Теперь я терялся в догадках: одна ли она живет или с матерью? И если с матерью, то как могла непримиримая генеральша примириться с русской опереткой? И отчего оперетка?! Отчего такое быстрое падение после недавних великолепных планов и блистательных ожиданий?.. Все это были для меня загадки, которые должны были разрешиться завтра, при свидании.
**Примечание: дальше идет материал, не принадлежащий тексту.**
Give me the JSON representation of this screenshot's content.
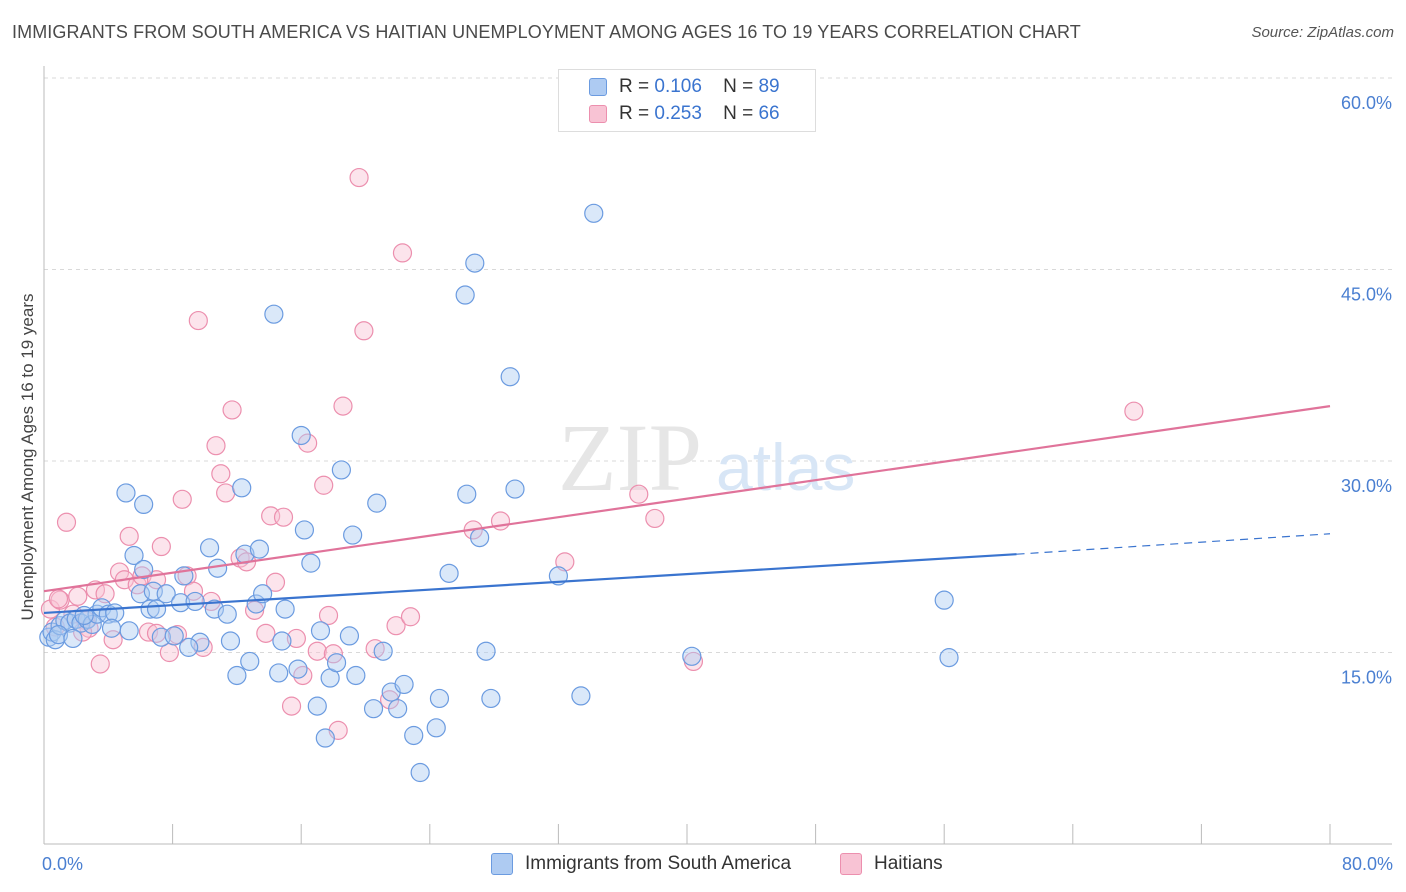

Нечего говорить, что на садовые увеселения я теперь не обращал ни малейшего внимания и рассеянно слонялся в шумливой толпе, тревожно поджидая второго действия «Бороды». Задребезжавший по аллеям колокольчик, созывающий публику в театр, отозвался болезненно в моей душе… Скорбно и обидно было мне чувствовать, что вся эта праздничная, прогульная толпа распространяет свою прихотливую власть и над моей бедной Корделией; что вот эти два бряцающие офицера станут громко и бесцеремонно распространяться по адресу ее грациозной фигурки, что какой-нибудь неосмысленный сиделец из Охотного ряда, забравшийся на «галдерею», может гаркнуть оттуда во всеуслышание какую-нибудь возмутительную пошлость…
Ежели ни одно из моих пессимистических предположений и не оправдалось, то и не осуществились и другое — оптимистическое, предчувствовавшее шумный успех: роль пастушки в следующих актах как-то стушевалась, и прогульная публика моей Корделии почти не замечала. Надо сказать и то, что игра г-жи Корделиной недалеко ушла за три года от любительской «Вспышки», но пела она очень мило, хотя чересчур тихо для такого большого сарая, каков театр Эрмитажа… Единственно, что ее выделяло на общем фоне опереточной развязности и крикливости — это какая-то неуловимая печать порядочности и грации, отмечавшая каждую ее музыкальную фразу, каждый жест и движение… Видно, что она еще была внове в этом бесстыжем царстве и в ней еще была жива частица прежней Корделии; но все же впечатление, вынесенное мной из этого эрмитажного майского вечера, было угнетающее и наводящее на невеселые думы…
Завтра все разъяснится, все рассеется, утешал я себя, трясясь на дребезжащей пролетке по темным московским проулкам на возвратном пути в гостиницу, одинокий и разочарованный более, чем когда-либо. И действительно, все рассеялось и разъяснилось; но то, что разъяснилось и рассеялось, поистине не стоило того, чтобы миновать Москву без оглядки.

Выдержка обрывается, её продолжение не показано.